As Tortorella was quoted in the New York Post recently, “When Rupp goes out, to me it’s the right call to bring Sean back because he fills that role. Sean’s best strength are his legs, he’s a terrific skater, and a big part of his game is forechecking and playing below the hash marks."
Where does Avery fit?
So, while it's a positive that Avery is returning, it does not appear that he will be utilized in a way that will impact the top two lines. This is a shame, because in addition to his skating abilities, Avery has demonstrated, when given the opportunity, that he can also be a skilled passer and shooter.
As it stands today, the Rangers are still in search of a left wing for the Stepan-Gaborik line. Wojtek Wolski, who has filled the role recently, would appear to be a solid choice, but he has yet to demonstrate the level of consistency required for a second-unit player.
Moreover, Wolski is simply not the player you call upon to do the dirty work in the corners night in and night out, and this is exactly what the Stepan-Gaborik pairing will need to flourish. Avery can be that and more for this line, and as pointed out by Tortorella, he has the skating ability to keep up with both of these players.
It remains to be seen how Avery is utilized by Tortorella. Avery will either be that eight-to-10 minute per game guy who is called upon to generate some energy, or he will be used in such a way as to maximize his true worth.
Tortorella, for all of his quirks, does have the heart of this team and its best interests in mind, and he is not so stubborn as to sacrifice success to satisfy his own beliefs and feelings. It is no secret that he has a personal dislike for Sean Avery, not as a player but as a man, due to Avery's past behavior. However, it is difficult to imagine Tortorella would allow his personal feelings to influence his coaching decisions as they regard the use of Avery.

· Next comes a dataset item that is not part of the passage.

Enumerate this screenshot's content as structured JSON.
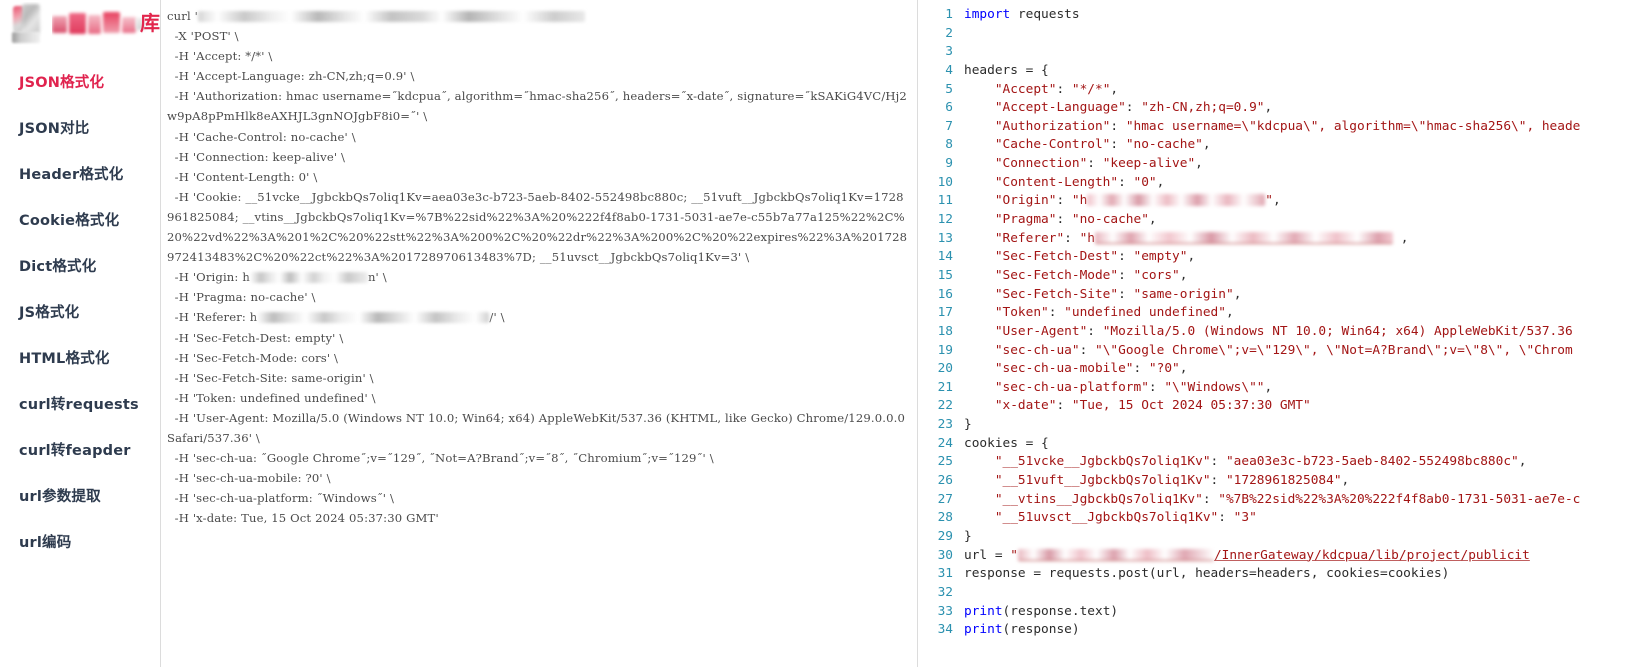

It will, in large part, be up to Sean Avery himself to convince Tortorella that he is more than a mere replacement for Mike Rupp. Avery will have to contribute when called upon and not fall into the traps he has in the past, taking needless penalties and undermining his team's efforts. If Avery can be the player that his skills suggest he can be, and if he can prove that he is a more mature and centered player, it would benefit the team overall to allow him to contribute to a larger degree.
One undeniable certainty is that the Rangers will need consistent production from the second unit. With Stepan and Gaborik they have two of the pieces they'll need, and if given the opportunity Avery can be that third piece. Whether Tortorella sees it that way, however, is another story entirely.